内装事業の強みは、自然素材を活用した空間づくりです。木の良さを引き出し、塩ビタイルを使わない塗装でしっかりと仕上げていることが好評です。代表を含め多くのスタッフがサーフィンやキャンプなどの自然遊びが好きなので、自然の良さを空間にしっかりと伝える考えを持っていることも強みですね。
また、2020年からは、SDGs(持続可能な開発目標)にもしっかり寄り添い、経営方針でもサステイナビリティを中核としています。空間に自然素材を使うことのストーリー性を持たせることで、他社との差別化を図っています。6月からは、環境配慮を設計施工の段階から行う仕組みづくりと合わせて、アフターコロナに向けて新しい働き方に対応したオフィス空間づくりをトータルサポートするパッケージサービスも始めました。
――アフターコロナのオフィスのリノベーションではどのような実績がある?
赤坂さん すでに一件受注し、施工も完了した物件があります。コロナ対策として三密を防ぐレイアウト設計などをご提案させていただきましたが、この会社のオーナーさまはSDGsにすごく感度が高い方で、社内にSDGsを浸透させることで社員一丸となって、取り組みを加速させていく意向もうかがいました。そこで、当社もインテリアの一つとして古木や多摩産材・桧原村の木材の使用などを提案したところ、快く受け入れていただきました。

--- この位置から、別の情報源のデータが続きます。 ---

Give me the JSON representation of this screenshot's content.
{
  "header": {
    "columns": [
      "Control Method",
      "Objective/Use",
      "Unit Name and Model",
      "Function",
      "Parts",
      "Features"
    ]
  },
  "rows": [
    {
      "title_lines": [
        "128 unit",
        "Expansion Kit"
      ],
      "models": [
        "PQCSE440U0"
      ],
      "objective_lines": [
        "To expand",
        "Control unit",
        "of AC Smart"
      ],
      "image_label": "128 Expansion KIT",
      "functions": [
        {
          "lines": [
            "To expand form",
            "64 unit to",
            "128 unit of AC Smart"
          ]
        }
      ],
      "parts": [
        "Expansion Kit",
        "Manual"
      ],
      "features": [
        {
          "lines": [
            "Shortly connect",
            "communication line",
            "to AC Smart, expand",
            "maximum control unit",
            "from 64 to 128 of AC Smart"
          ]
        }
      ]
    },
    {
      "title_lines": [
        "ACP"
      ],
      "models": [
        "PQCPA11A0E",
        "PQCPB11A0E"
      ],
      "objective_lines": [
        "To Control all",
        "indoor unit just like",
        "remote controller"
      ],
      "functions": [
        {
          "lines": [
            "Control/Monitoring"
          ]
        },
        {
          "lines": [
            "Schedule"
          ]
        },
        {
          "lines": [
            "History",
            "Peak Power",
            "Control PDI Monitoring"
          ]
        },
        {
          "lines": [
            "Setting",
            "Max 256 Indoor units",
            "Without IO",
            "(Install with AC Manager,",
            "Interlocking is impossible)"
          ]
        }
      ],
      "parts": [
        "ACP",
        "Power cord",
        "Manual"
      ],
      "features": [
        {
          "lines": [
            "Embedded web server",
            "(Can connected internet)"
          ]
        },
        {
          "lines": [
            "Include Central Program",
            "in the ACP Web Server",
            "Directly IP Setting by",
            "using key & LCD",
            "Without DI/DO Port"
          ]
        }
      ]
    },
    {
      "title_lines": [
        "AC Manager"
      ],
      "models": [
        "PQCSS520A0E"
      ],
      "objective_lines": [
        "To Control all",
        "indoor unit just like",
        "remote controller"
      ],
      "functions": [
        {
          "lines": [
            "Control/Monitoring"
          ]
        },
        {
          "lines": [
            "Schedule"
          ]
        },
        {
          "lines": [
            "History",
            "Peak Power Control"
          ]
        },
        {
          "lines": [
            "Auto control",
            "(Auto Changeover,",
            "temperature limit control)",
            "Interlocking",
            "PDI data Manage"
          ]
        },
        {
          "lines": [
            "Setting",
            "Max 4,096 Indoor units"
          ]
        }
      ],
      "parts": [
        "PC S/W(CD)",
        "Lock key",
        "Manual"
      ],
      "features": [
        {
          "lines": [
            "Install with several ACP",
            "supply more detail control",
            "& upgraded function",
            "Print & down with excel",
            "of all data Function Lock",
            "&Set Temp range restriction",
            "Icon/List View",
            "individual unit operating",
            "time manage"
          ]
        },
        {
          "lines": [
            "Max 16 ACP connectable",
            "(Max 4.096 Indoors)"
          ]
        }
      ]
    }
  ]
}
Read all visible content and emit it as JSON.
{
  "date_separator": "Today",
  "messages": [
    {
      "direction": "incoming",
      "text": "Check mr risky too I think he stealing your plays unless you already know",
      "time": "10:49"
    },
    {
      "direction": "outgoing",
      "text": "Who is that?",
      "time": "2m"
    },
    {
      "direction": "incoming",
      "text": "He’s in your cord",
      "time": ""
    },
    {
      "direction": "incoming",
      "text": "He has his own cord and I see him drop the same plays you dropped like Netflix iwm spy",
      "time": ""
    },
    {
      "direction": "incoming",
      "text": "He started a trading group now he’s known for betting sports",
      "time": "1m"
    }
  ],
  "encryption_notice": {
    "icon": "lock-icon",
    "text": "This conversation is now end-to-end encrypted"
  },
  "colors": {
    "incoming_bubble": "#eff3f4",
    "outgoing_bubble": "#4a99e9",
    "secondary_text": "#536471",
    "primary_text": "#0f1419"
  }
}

ただ、地元の多摩産材の種類はスギやヒノキ、サワラ、マツなどですが、元々、足場板に使う木材で、なかなか構造には使いづらい。当社も多摩地域に身を置く企業として、地産地消をミッションとして、多摩産材の活用は前向きに考えている一方で、実例ベースでは、もう少し使い方を検討していかなければなりません。